Les one shot, dans le cadre de Generations, sont globalement inutiles, plats, poussifs. Et puis arrive ce Captain America de fin de parcours, et vous entamez la chronique en vous rendant compte que vous pourriez en parler pendant des pages. Que c'est dense, qu'il y a du potentiel et de la matière à développer dans cette grosse vingtaine de pages. Tout d'abord, la raison du choix des héros concernés par Generations, et l'explication de leurs "face à face" improbables devient claire, et finalement d'une logique imparable. Cela donne l'occasion d'une scène finale sympathique, du genre, le club de ceux qui ont été élus et changés. Et surtout, Sam Wilson n'est plus le même Sam au terme du récit. Lui aussi voyage tout à coup dans le temps, et se retrouve propulsé en pleine seconde guerre mondiale, à une époque trouble où les forces américaines font dans le recrutement intensif, afin de monter au front. C'est cette époque là qui voit naître le héros, la légende, Steve Rogers et le costume au drapeau étoilé, le symbole pour les forces US qui galvanise les troupes. Sauf que dorénavant, dans ce passé réécrit, il n'est pas seul, puisque dans les cieux virevolte aussi un homme courageux avec une paire d'ailes mécaniques. Sacré Faucon, on ne le changera pas, quelle que soit l'ère temporelle dans laquelle on le plonge.

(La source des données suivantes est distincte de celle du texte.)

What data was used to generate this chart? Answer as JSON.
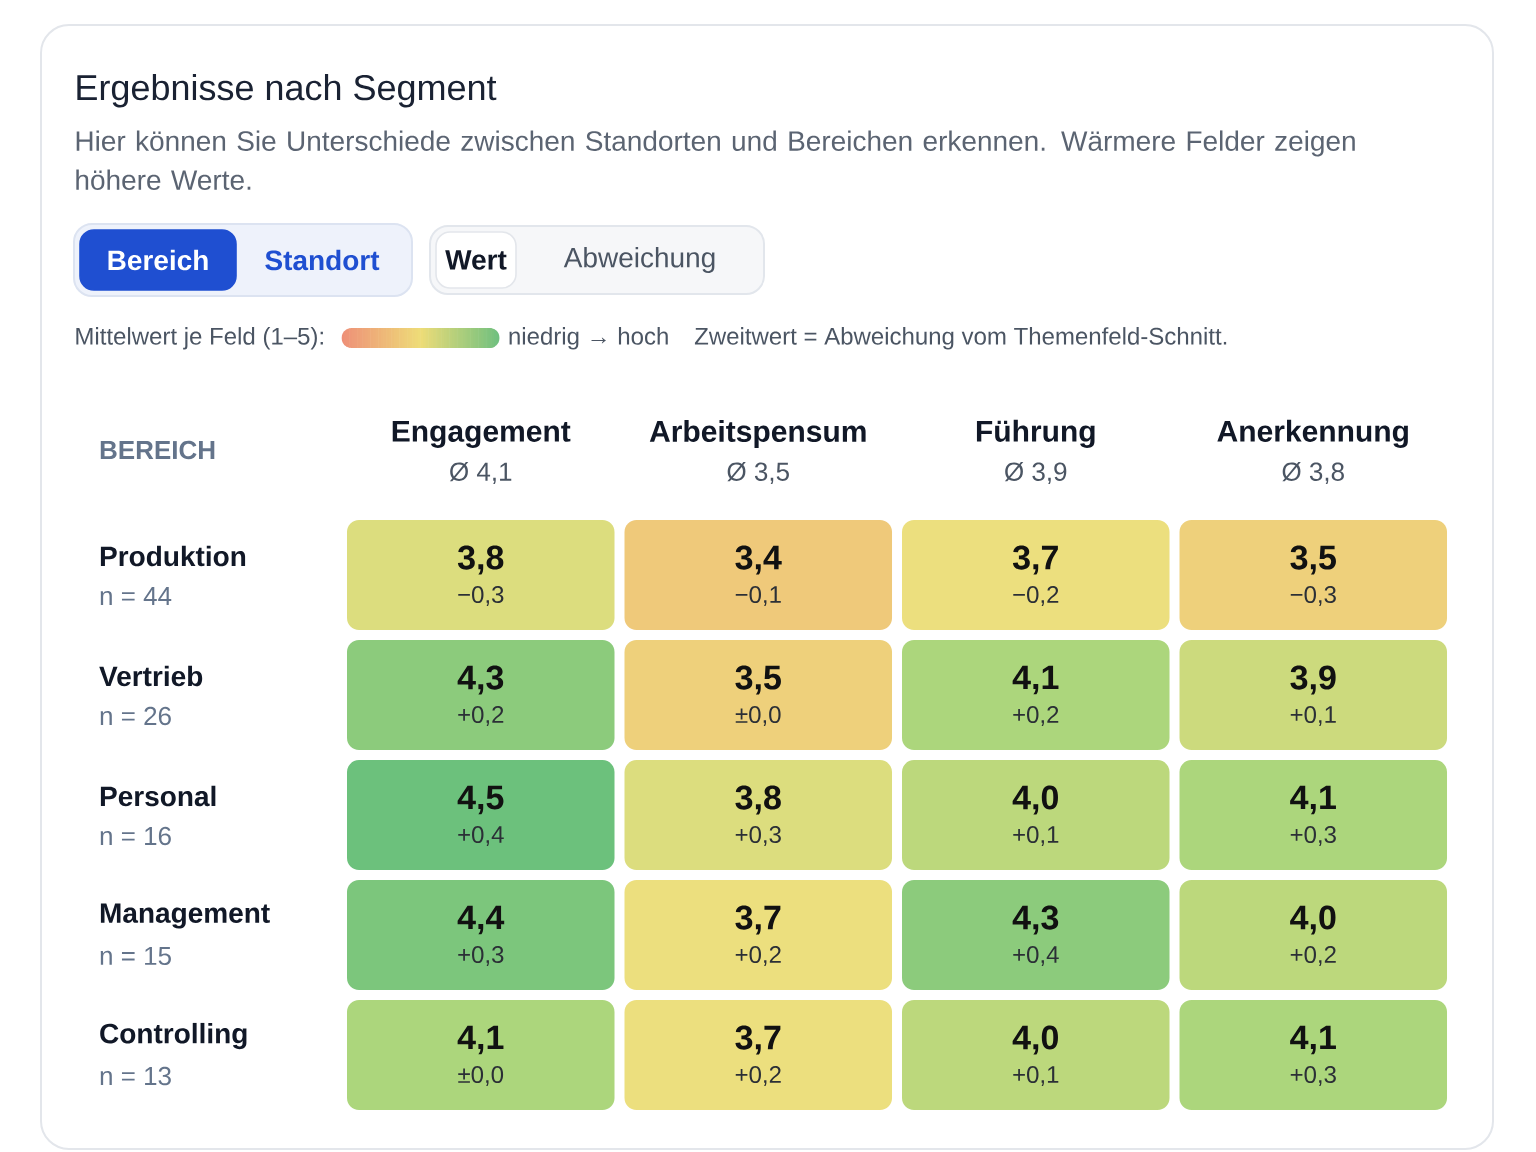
{
  "chart_data": {
    "type": "heatmap",
    "title": "Ergebnisse nach Segment",
    "subtitle": "Hier können Sie Unterschiede zwischen Standorten und Bereichen erkennen. Wärmere Felder zeigen höhere Werte.",
    "ylabel": "BEREICH",
    "clabel": "Mittelwert je Feld (1–5):",
    "categories": [
      "Engagement",
      "Arbeitspensum",
      "Führung",
      "Anerkennung"
    ],
    "y_categories": [
      "Produktion",
      "Vertrieb",
      "Personal",
      "Management",
      "Controlling"
    ],
    "y2_categories": [
      "n = 44",
      "n = 26",
      "n = 16",
      "n = 15",
      "n = 13"
    ],
    "cells": [
      [
        3.8,
        3.4,
        3.7,
        3.5
      ],
      [
        4.3,
        3.5,
        4.1,
        3.9
      ],
      [
        4.5,
        3.8,
        4.0,
        4.1
      ],
      [
        4.4,
        3.7,
        4.3,
        4.0
      ],
      [
        4.1,
        3.7,
        4.0,
        4.1
      ]
    ],
    "cell_labels": [
      [
        "3,8",
        "3,4",
        "3,7",
        "3,5"
      ],
      [
        "4,3",
        "3,5",
        "4,1",
        "3,9"
      ],
      [
        "4,5",
        "3,8",
        "4,0",
        "4,1"
      ],
      [
        "4,4",
        "3,7",
        "4,3",
        "4,0"
      ],
      [
        "4,1",
        "3,7",
        "4,0",
        "4,1"
      ]
    ],
    "annotations": [
      "Bereich",
      "Standort",
      "Wert",
      "Abweichung",
      "niedrig → hoch",
      "Zweitwert = Abweichung vom Themenfeld-Schnitt.",
      "Ø 4,1",
      "Ø 3,5",
      "Ø 3,9",
      "Ø 3,8",
      "−0,3",
      "−0,1",
      "−0,2",
      "−0,3",
      "+0,2",
      "±0,0",
      "+0,2",
      "+0,1",
      "+0,4",
      "+0,3",
      "+0,1",
      "+0,3",
      "+0,3",
      "+0,2",
      "+0,4",
      "+0,2",
      "±0,0",
      "+0,2",
      "+0,1",
      "+0,3"
    ]
  }
}
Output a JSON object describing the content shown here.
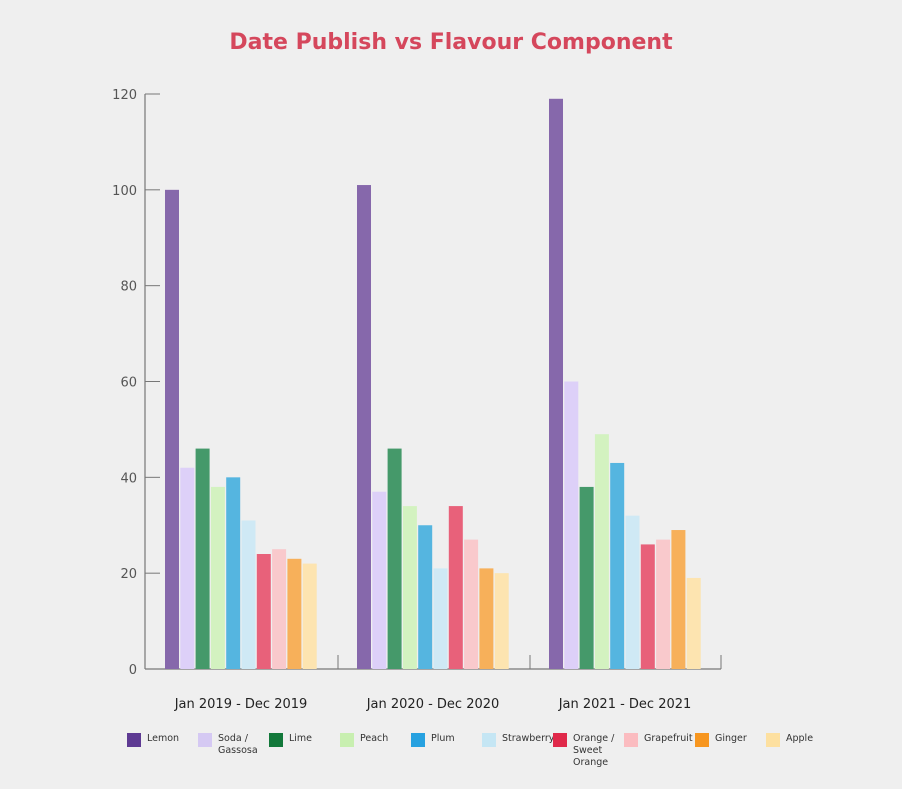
{
  "chart_data": {
    "type": "bar",
    "title": "Date Publish vs Flavour Component",
    "xlabel": "",
    "ylabel": "",
    "ylim": [
      0,
      120
    ],
    "yticks": [
      0,
      20,
      40,
      60,
      80,
      100,
      120
    ],
    "grid": false,
    "legend_position": "bottom",
    "categories": [
      "Jan 2019 - Dec 2019",
      "Jan 2020 - Dec 2020",
      "Jan 2021 - Dec 2021"
    ],
    "series": [
      {
        "name": "Lemon",
        "color": "#8668ab",
        "legend_color": "#5e3a93",
        "values": [
          100,
          101,
          119
        ]
      },
      {
        "name": "Soda / Gassosa",
        "color": "#ddd0f8",
        "legend_color": "#d5c9f3",
        "values": [
          42,
          37,
          60
        ]
      },
      {
        "name": "Lime",
        "color": "#45996a",
        "legend_color": "#12783a",
        "values": [
          46,
          46,
          38
        ]
      },
      {
        "name": "Peach",
        "color": "#d3f2c0",
        "legend_color": "#c8efb0",
        "values": [
          38,
          34,
          49
        ]
      },
      {
        "name": "Plum",
        "color": "#55b5e0",
        "legend_color": "#27a1e0",
        "values": [
          40,
          30,
          43
        ]
      },
      {
        "name": "Strawberry",
        "color": "#cfe9f5",
        "legend_color": "#c5e6f4",
        "values": [
          31,
          21,
          32
        ]
      },
      {
        "name": "Orange / Sweet Orange",
        "color": "#e8617a",
        "legend_color": "#e0294a",
        "values": [
          24,
          34,
          26
        ]
      },
      {
        "name": "Grapefruit",
        "color": "#f9c9cc",
        "legend_color": "#fbbcc0",
        "values": [
          25,
          27,
          27
        ]
      },
      {
        "name": "Ginger",
        "color": "#f7b05a",
        "legend_color": "#f7961f",
        "values": [
          23,
          21,
          29
        ]
      },
      {
        "name": "Apple",
        "color": "#fde4b0",
        "legend_color": "#fde0a0",
        "values": [
          22,
          20,
          19
        ]
      }
    ]
  }
}
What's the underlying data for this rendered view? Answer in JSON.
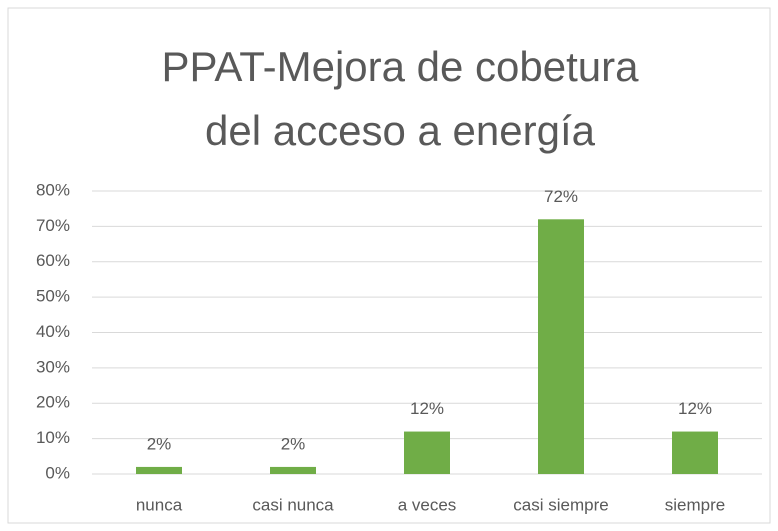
{
  "chart_data": {
    "type": "bar",
    "title": [
      "PPAT-Mejora de cobetura",
      "del acceso a energía"
    ],
    "categories": [
      "nunca",
      "casi nunca",
      "a veces",
      "casi siempre",
      "siempre"
    ],
    "values": [
      2,
      2,
      12,
      72,
      12
    ],
    "value_labels": [
      "2%",
      "2%",
      "12%",
      "72%",
      "12%"
    ],
    "color": "#70ad47",
    "ylim": [
      0,
      80
    ],
    "yticks": [
      {
        "value": 0,
        "label": "0%"
      },
      {
        "value": 10,
        "label": "10%"
      },
      {
        "value": 20,
        "label": "20%"
      },
      {
        "value": 30,
        "label": "30%"
      },
      {
        "value": 40,
        "label": "40%"
      },
      {
        "value": 50,
        "label": "50%"
      },
      {
        "value": 60,
        "label": "60%"
      },
      {
        "value": 70,
        "label": "70%"
      },
      {
        "value": 80,
        "label": "80%"
      }
    ],
    "grid": true
  }
}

Nick Spencer avait des choses à dire, beaucoup, voire trop. Il ne nous épargne pas non plus les moments intimes et le verbiage, qui ici est un peu plus justifié et pertinent. On apprécie de voir les doutes de Rogers, encore aux prémices de sa mission. Par contre, quelle frustration. Car cette fois le héros déplacé temporairement et temporellement ne reste pas le temps d'un combat, d'un verre au bar du coin, mais il s'installe, vit une véritable existence, année après année, évolue et devient père, change de statut et de rôle. Fermons les yeux sur le fait que Steve Rogers ne semble pas comprendre de suite que le jeune Faucon et son vieil ami et confident de la guerre sont la même personne à deux âges différents, et imaginons un instant ce qui aurait pu et du être une vraie mini série, avec cette vie alternative de Sam Wilson, qui aurait pu traverser des pans d'histoire américaine et occidentale, et nous donner le point de vue de l'Avenger d'aujourd'hui, dans l'obligation de ne pas interférer avec le passé, pour ne pas le changer... Nick, si c'est encore possible, on la veut cette histoire.
Et on la veut aussi dessinée par Paul Renaud, le temps que nous y sommes. On a de la chance, Marvel confie ce numéro de Generations, un des rares qui vaut le coup, à un artiste d'ici, et ce dernier sort une prestation remarquable, associant la tradition et l'amour des comics d'antan (lisibilité et clarté des planches, pas d'entourloupes falacieuses) avec la modernité nécessaire à ce genre de job, brillament secondé par Laura Martin aux couleurs.
Le pire dans tout ceci, c'est que j'ai lu certaines critiques très acerbes sur les médias américains. Alors qu'il s'agit, je vous assure, de quelque chose qui porte en germe une idée brillante, solidement mis en images. Après inutile de reprocher aux artistes impliqués la validité du projet Generations en lui même, qui a été étalé comme un kilo de beurre sur une simple tartine. Un gros one-shot de 70/80 pages avec un pool d'artistes à la barre aurait largement suffit. Un beau graphic novel hommage, juste avant de lancer Marvel Legacy. Mais ayant autant le pouvoir d'influencer les choix de la maison des idées, que celui de faire revenir le président Macron sur sa loi de finance, UniversComics ne pourra rien faire pour Marvel Comics... Juste vous dire que ce Sam&Steve, personne ne vous reprochera de l'acheter.